By visiting a classroom of any high school in America, the likelihood of finding at least one student (if not several) asleep is high. Sleepwalking and tired eyes are all too common among high school students. With the abundance of responsibilities and activities teenagers partake in, gaining at least eight hours of sleep per night is of critical importance for their developing bodies and minds. How can high school students be expected to maintain a healthy lifestyle and stay focused throughout their busy days without a substantial amount of rest?
Promoting health among students should be a major priority across the spectrum. Without a sufficient amount of sleep, the energy that is vital to gaining a valuable education is lost, therefore preventing students from living up to their greatest academic potential.
Gaining an extra hour of sleep on weekends often leaves me feeling more refreshed and energized; just imagine how much more attentive and focused students would be in class as a result of receiving just one extra hour of rest during the school week.

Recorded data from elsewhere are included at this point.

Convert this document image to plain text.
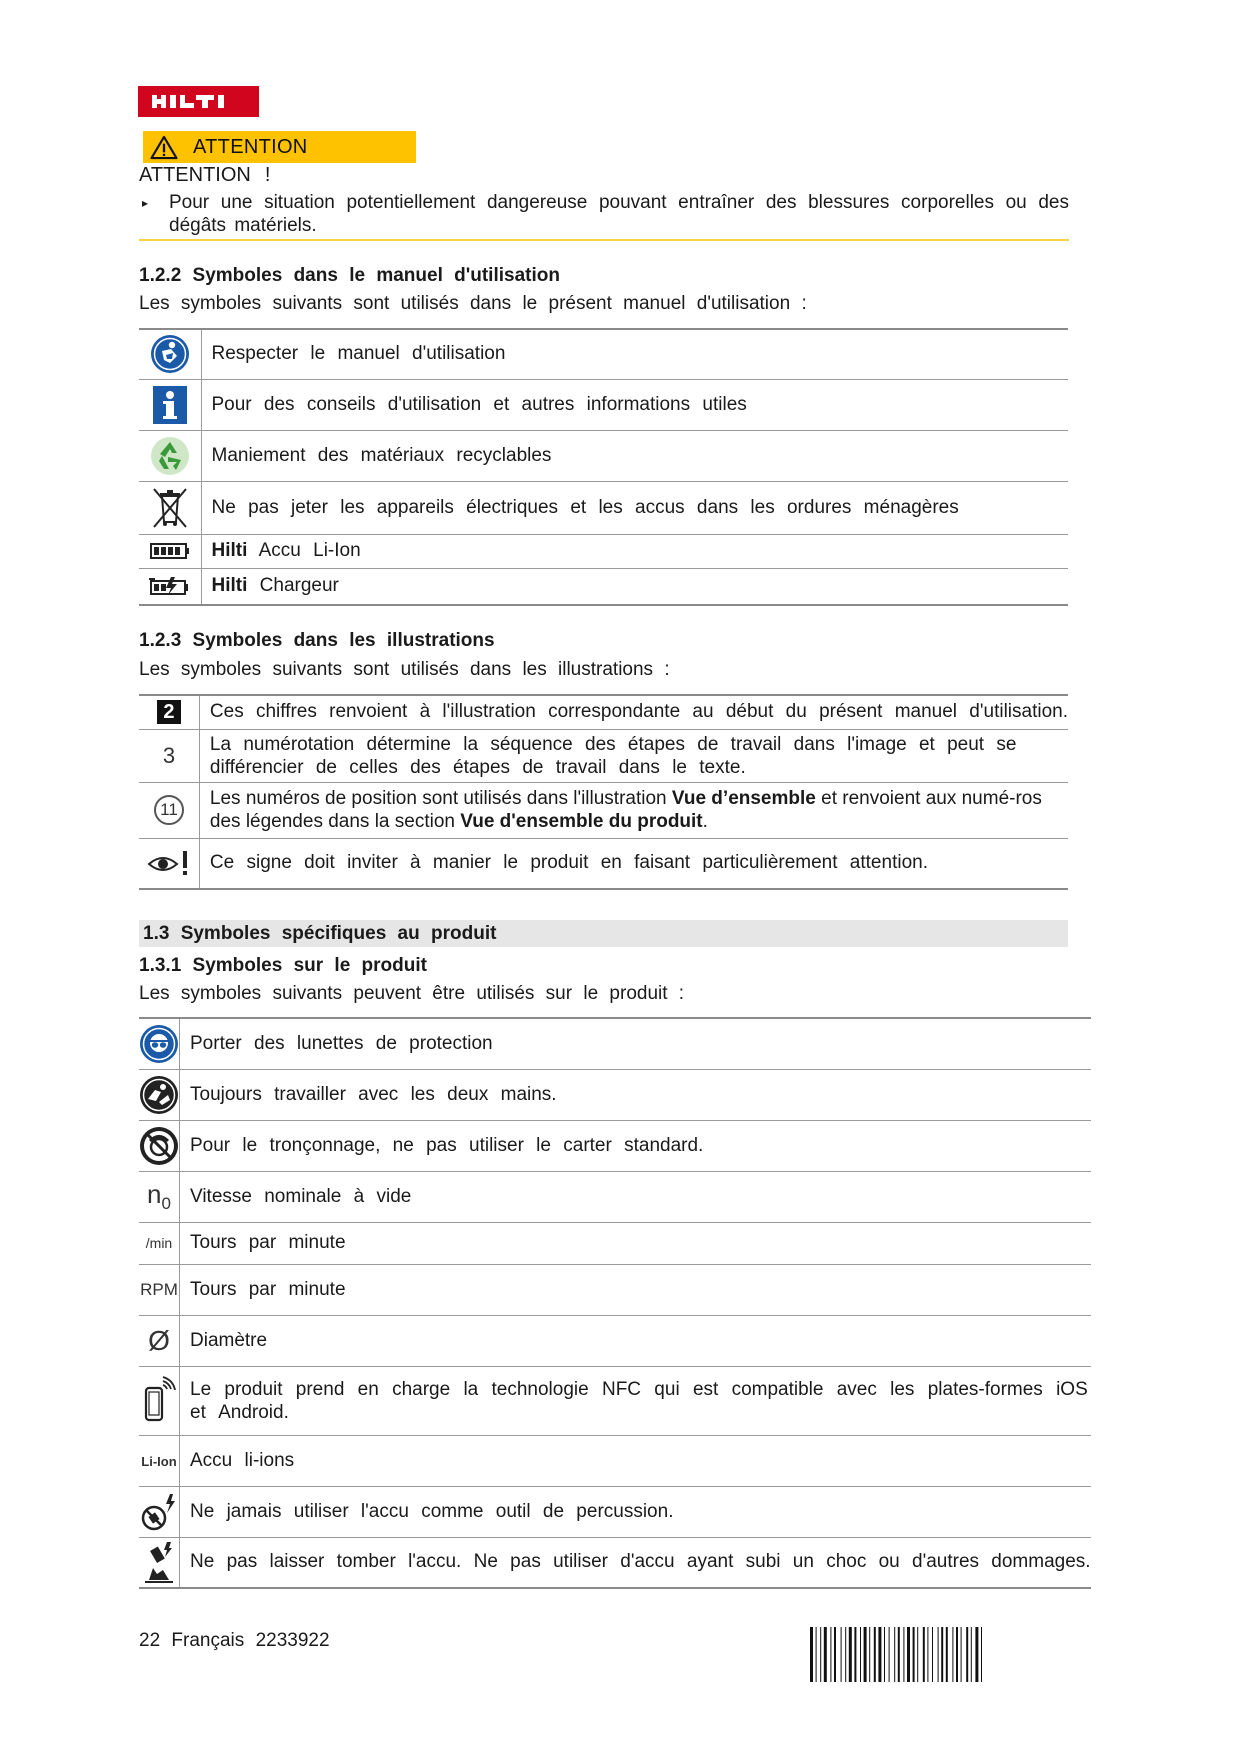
ATTENTION
ATTENTION !
▸ Pour une situation potentiellement dangereuse pouvant entraîner des blessures corporelles ou des dégâts matériels.
1.2.2 Symboles dans le manuel d'utilisation
Les symboles suivants sont utilisés dans le présent manuel d'utilisation :
	Respecter le manuel d'utilisation

	Pour des conseils d'utilisation et autres informations utiles

	Maniement des matériaux recyclables

	Ne pas jeter les appareils électriques et les accus dans les ordures ménagères

	Hilti Accu Li-Ion

	Hilti Chargeur
1.2.3 Symboles dans les illustrations
Les symboles suivants sont utilisés dans les illustrations :
2	Ces chiffres renvoient à l'illustration correspondante au début du présent manuel d'utilisation.
3	La numérotation détermine la séquence des étapes de travail dans l'image et peut se différencier de celles des étapes de travail dans le texte.
11	Les numéros de position sont utilisés dans l'illustration Vue d’ensemble et renvoient aux numé-ros des légendes dans la section Vue d'ensemble du produit.

	Ce signe doit inviter à manier le produit en faisant particulièrement attention.
1.3 Symboles spécifiques au produit
1.3.1 Symboles sur le produit
Les symboles suivants peuvent être utilisés sur le produit :
	Porter des lunettes de protection

	Toujours travailler avec les deux mains.

	Pour le tronçonnage, ne pas utiliser le carter standard.
$n_0$	Vitesse nominale à vide
/min	Tours par minute
RPM	Tours par minute
Ø	Diamètre

	Le produit prend en charge la technologie NFC qui est compatible avec les plates-formes iOS et Android.
Li-Ion	Accu li-ions

	Ne jamais utiliser l'accu comme outil de percussion.

	Ne pas laisser tomber l'accu. Ne pas utiliser d'accu ayant subi un choc ou d'autres dommages.
22 Français 2233922
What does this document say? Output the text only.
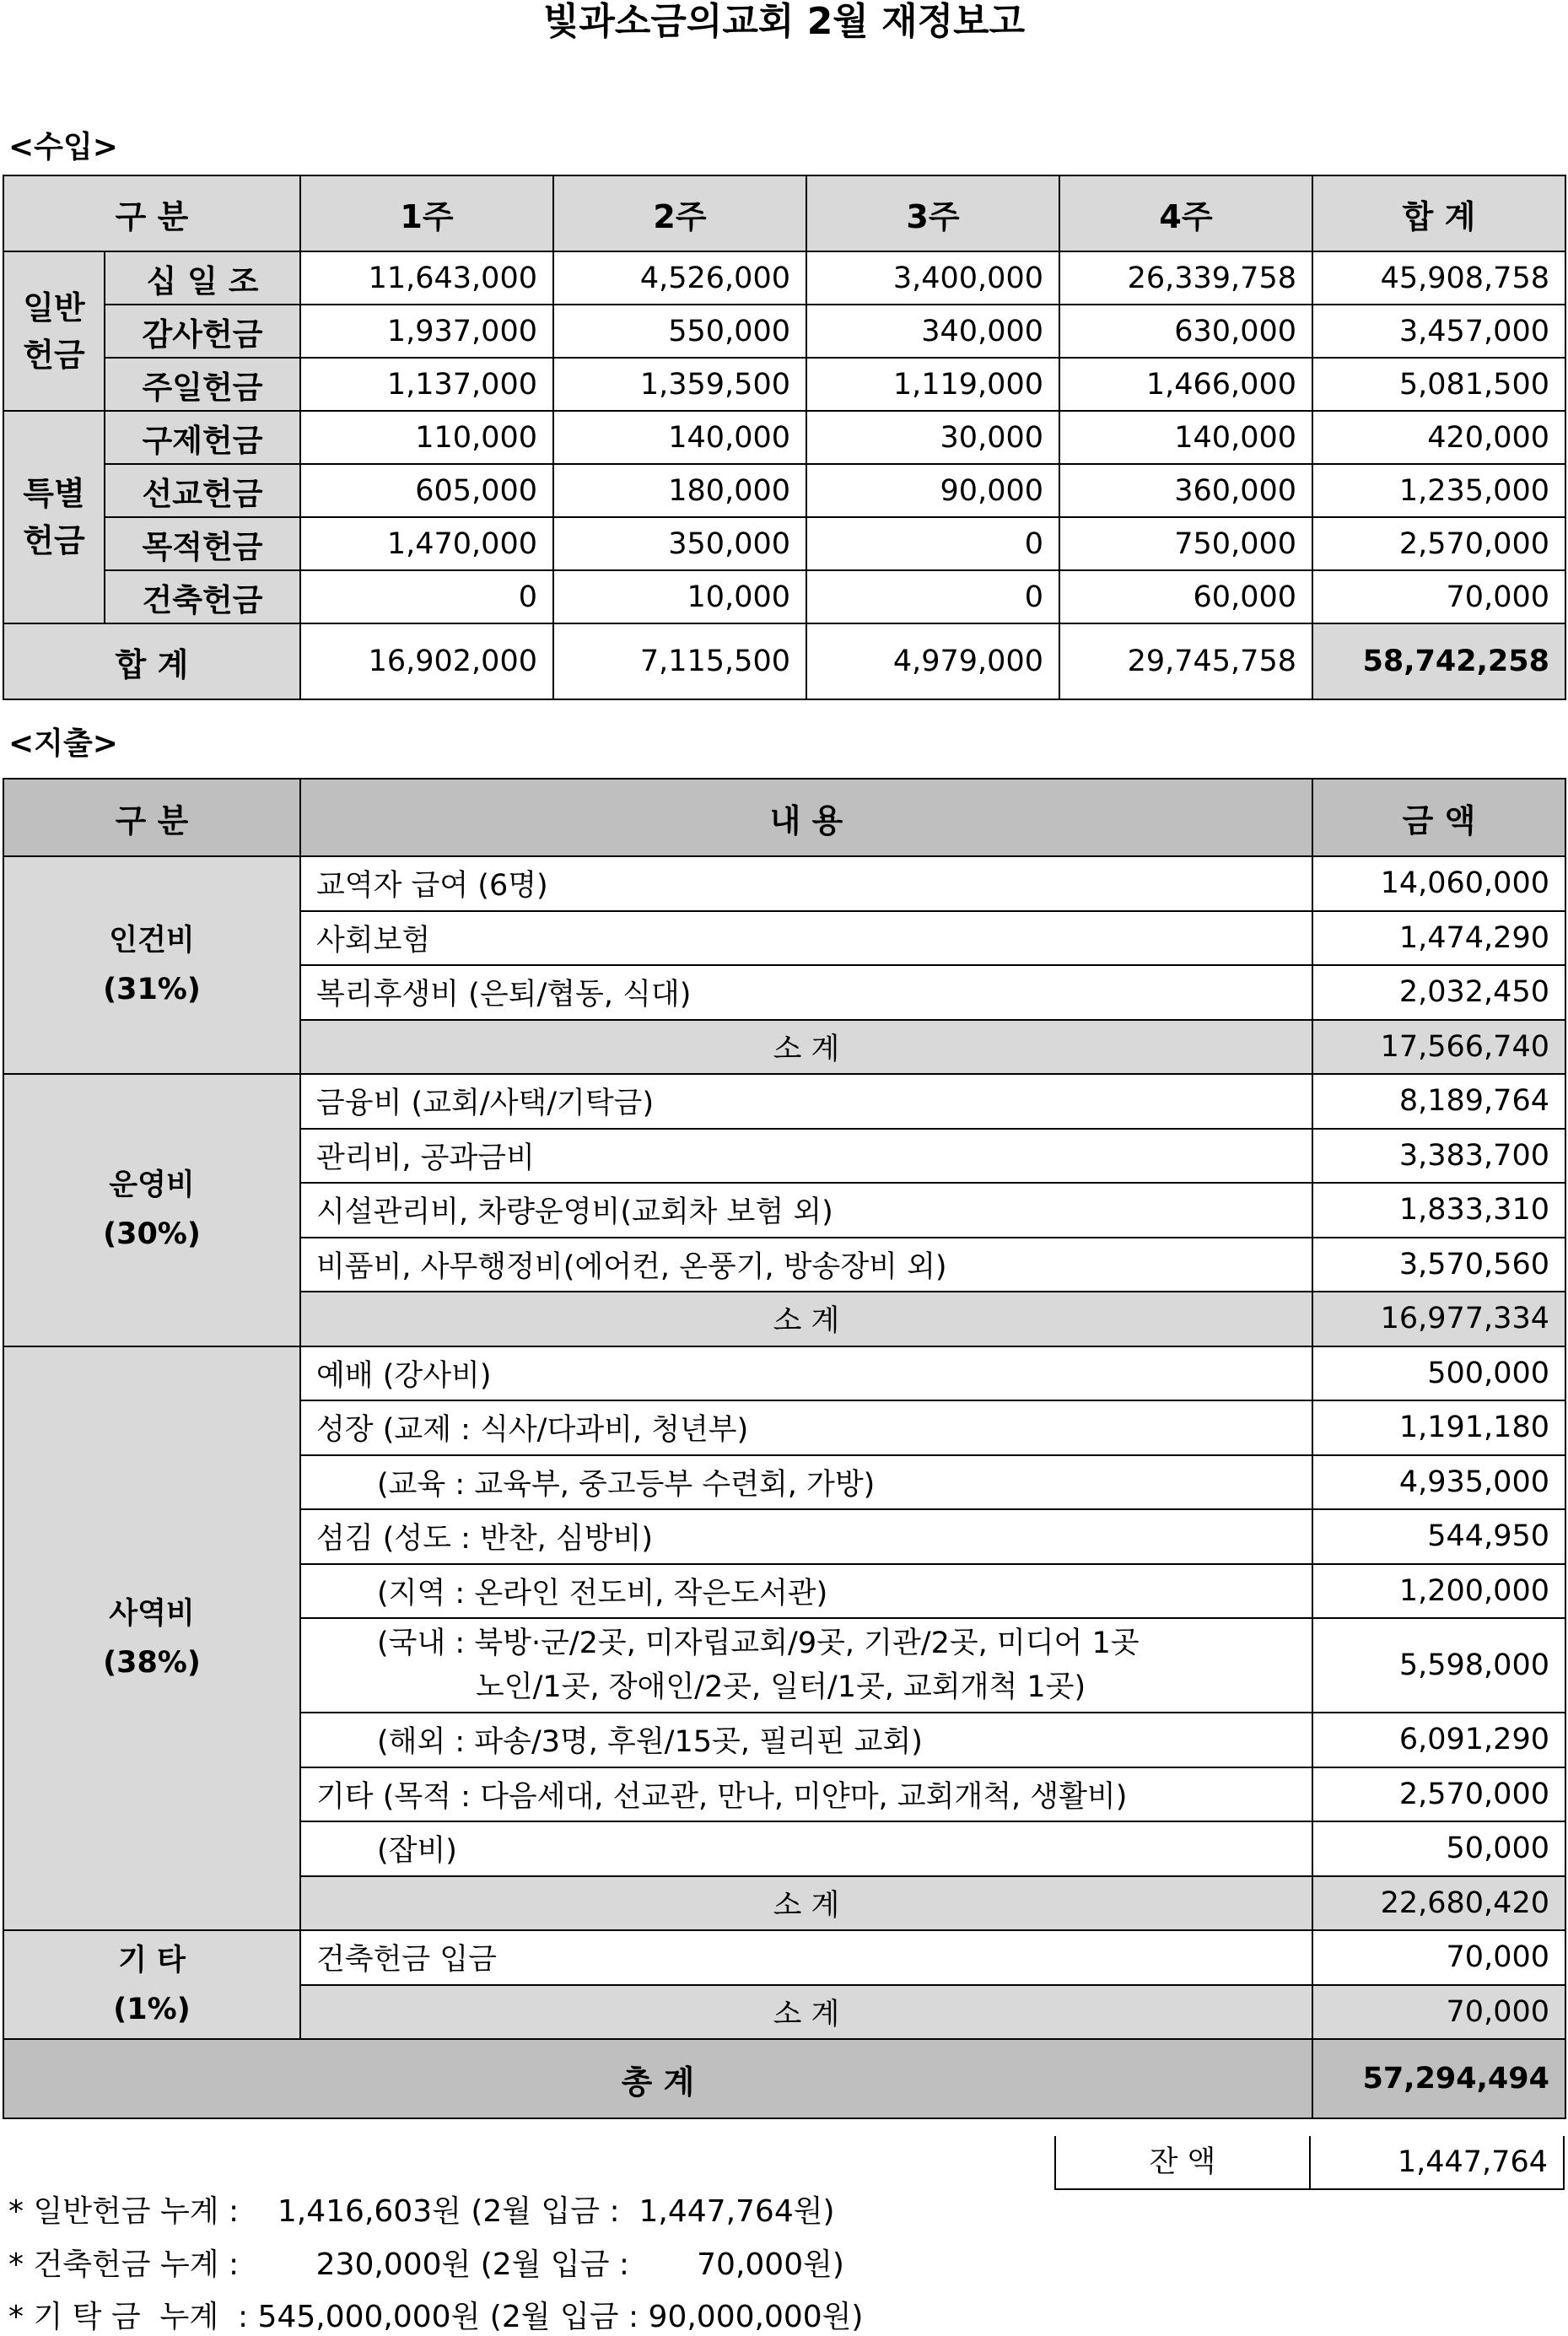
빛과소금의교회 2월 재정보고
<수입>
구 분		1주	2주	3주	4주	합 계
일반
헌금	십 일 조	11,643,000	4,526,000	3,400,000	26,339,758	45,908,758
	감사헌금	1,937,000	550,000	340,000	630,000	3,457,000
	주일헌금	1,137,000	1,359,500	1,119,000	1,466,000	5,081,500
특별
헌금	구제헌금	110,000	140,000	30,000	140,000	420,000
	선교헌금	605,000	180,000	90,000	360,000	1,235,000
	목적헌금	1,470,000	350,000	0	750,000	2,570,000
	건축헌금	0	10,000	0	60,000	70,000
합 계		16,902,000	7,115,500	4,979,000	29,745,758	58,742,258
<지출>
구 분	내 용	금 액
인건비
(31%)	교역자 급여 (6명)	14,060,000

	사회보험	1,474,290

	복리후생비 (은퇴/협동, 식대)	2,032,450
	소 계	17,566,740
운영비
(30%)	금융비 (교회/사택/기탁금)	8,189,764

	관리비, 공과금비	3,383,700

	시설관리비, 차량운영비(교회차 보험 외)	1,833,310

	비품비, 사무행정비(에어컨, 온풍기, 방송장비 외)	3,570,560
	소 계	16,977,334
사역비
(38%)	예배 (강사비)	500,000

	성장 (교제 : 식사/다과비, 청년부)	1,191,180

	(교육 : 교육부, 중고등부 수련회, 가방)	4,935,000

	섬김 (성도 : 반찬, 심방비)	544,950

	(지역 : 온라인 전도비, 작은도서관)	1,200,000

	(국내 : 북방·군/2곳, 미자립교회/9곳, 기관/2곳, 미디어 1곳
노인/1곳, 장애인/2곳, 일터/1곳, 교회개척 1곳)	5,598,000

	(해외 : 파송/3명, 후원/15곳, 필리핀 교회)	6,091,290

	기타 (목적 : 다음세대, 선교관, 만나, 미얀마, 교회개척, 생활비)	2,570,000

	(잡비)	50,000
	소 계	22,680,420
기 타
(1%)	건축헌금 입금	70,000
	소 계	70,000
총 계		57,294,494
잔 액	1,447,764
* 일반헌금 누계 :    1,416,603원 (2월 입금 :  1,447,764원)
* 건축헌금 누계 :        230,000원 (2월 입금 :       70,000원)
* 기 탁 금  누계  : 545,000,000원 (2월 입금 : 90,000,000원)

As Shute points out, a downside to changing school start times is that the action would set off a “cascade of adjustments” with the districts’ shift in schedules, after school activities, jobs, etc. However, making schedule changes for conflicting bus schedules for elementary and middle schools and the inconvenience for the school board of modifying an issue is a small price to pay considering the benefits of a start time change; it does not justify continuing to put students’ health at risk.
Clearly, the benefits of pushing back school start times outweigh the losses by a landslide. An 8:30 a.m. or later start time is a vital adjustment, and should be integrated into school districts across the nation.